Dong was detained three months before retiring, and his family did not initially publicize his arrest, hoping the charges would be dismissed because his contacts with foreign representatives were a routine part of his job. Dong’s case is now moving to trial and is perhaps the most chilling for the business community, given that the raids on consulting and auditing firms are also linked to the enhanced espionage law.
Societal Costs
Political prosecutions in China have long-term repercussions for those targeted and for society at large. Conditions in detention are poor; malnourishment, torture, and denial of medical treatment are widespread, and deaths in custody are documented every year. Families are separated, careers are derailed, and livelihoods are ruined. Even after release, former detainees continue to be monitored and harassed, especially around politically sensitive dates.

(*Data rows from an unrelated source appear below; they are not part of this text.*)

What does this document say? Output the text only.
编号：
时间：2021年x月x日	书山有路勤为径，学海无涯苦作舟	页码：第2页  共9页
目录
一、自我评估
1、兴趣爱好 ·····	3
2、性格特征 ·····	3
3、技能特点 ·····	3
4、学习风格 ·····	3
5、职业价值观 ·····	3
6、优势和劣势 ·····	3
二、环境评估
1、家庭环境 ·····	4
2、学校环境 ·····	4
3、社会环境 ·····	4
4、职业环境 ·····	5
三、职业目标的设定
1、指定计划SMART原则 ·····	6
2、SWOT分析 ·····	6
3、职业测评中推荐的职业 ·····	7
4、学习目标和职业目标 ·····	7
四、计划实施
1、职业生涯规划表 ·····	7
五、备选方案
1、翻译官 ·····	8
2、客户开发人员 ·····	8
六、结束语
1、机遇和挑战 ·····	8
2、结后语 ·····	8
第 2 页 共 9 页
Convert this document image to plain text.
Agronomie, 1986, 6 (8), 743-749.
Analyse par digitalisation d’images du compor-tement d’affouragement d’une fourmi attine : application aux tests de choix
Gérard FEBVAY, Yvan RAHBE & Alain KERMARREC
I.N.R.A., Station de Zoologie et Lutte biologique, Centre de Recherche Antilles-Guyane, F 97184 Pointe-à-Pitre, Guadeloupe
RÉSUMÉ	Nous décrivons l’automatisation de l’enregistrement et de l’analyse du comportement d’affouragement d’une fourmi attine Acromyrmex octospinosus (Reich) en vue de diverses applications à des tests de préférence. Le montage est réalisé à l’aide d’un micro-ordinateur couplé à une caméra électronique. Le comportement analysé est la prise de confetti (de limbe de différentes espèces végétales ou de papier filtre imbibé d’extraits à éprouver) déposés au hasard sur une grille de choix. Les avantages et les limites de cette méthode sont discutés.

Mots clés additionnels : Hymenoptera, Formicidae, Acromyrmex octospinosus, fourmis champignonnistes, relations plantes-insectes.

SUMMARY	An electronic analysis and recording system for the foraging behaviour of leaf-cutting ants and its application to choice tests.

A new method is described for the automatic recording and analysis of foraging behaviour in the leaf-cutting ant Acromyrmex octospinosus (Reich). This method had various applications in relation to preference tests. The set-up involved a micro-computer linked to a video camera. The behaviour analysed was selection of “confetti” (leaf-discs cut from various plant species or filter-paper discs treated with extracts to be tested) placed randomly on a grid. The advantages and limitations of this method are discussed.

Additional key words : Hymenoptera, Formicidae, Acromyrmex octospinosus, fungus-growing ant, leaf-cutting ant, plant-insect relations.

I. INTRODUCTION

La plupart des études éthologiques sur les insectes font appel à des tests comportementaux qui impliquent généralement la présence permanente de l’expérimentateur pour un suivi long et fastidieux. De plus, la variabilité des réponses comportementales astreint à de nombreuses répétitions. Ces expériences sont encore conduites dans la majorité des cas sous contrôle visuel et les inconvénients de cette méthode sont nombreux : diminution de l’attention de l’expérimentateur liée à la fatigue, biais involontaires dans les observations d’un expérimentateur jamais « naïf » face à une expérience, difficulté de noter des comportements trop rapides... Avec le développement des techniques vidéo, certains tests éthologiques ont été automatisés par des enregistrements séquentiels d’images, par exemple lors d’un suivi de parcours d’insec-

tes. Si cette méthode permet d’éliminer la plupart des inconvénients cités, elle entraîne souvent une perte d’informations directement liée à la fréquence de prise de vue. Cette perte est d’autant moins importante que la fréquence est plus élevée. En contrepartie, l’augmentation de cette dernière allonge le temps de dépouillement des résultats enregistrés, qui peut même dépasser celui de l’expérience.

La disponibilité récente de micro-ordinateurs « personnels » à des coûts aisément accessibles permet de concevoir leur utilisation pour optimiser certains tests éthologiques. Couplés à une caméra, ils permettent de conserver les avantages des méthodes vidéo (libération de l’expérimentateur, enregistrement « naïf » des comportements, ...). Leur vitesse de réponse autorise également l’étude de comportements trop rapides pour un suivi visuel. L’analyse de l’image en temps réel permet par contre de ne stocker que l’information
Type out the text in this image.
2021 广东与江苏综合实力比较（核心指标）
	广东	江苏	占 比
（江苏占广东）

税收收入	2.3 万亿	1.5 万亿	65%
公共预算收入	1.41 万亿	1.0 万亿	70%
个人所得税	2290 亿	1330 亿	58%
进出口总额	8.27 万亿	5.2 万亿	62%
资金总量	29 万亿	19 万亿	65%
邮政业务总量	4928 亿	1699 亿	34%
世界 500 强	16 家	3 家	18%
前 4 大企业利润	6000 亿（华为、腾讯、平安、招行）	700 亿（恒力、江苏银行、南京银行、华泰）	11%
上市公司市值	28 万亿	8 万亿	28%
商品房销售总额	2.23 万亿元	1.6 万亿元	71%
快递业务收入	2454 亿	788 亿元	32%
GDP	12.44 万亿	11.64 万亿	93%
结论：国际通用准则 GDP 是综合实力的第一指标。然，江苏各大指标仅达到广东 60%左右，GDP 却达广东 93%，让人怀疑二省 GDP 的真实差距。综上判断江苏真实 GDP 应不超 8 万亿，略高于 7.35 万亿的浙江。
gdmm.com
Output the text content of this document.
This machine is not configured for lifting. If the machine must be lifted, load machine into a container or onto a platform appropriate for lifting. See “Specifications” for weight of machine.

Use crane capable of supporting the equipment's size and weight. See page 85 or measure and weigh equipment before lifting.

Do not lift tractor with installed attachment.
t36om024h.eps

This past month, the families of two human rights lawyers who had been jailed for their work – Li Heping and Wang Quanzhang – were evicted by landlords who had come under pressure from authorities. This was Li’s seventh eviction since 2015. Fang Bin, whose videos of hospitals in Wuhan in the early days of the pandemic gained global attention, was released from a three-year prison sentence, but relatives were afraid to take him in for fear of police harassment, leaving him effectively homeless.
The examples outlined above are only the tip of the iceberg when it comes to political and religious imprisonment under CCP rule. The total number of such detainees is estimated to be in the millions. Companies like those targeted in recent raids have often been perceived as separate and more protected from abuse than such victims. But the underlying problem the business community now faces is comparable: A system in which the law is arbitrary, redlines shift without warning, and there is no recourse from judges beholden to the CCP.
Foreign executives, investors, and indeed anyone with exposure to China’s legal regime would do well to learn from the cases of targeted activists and religious believers. Even if their activities are different, the regime increasingly sees the potential threat that they pose to its interests as the same.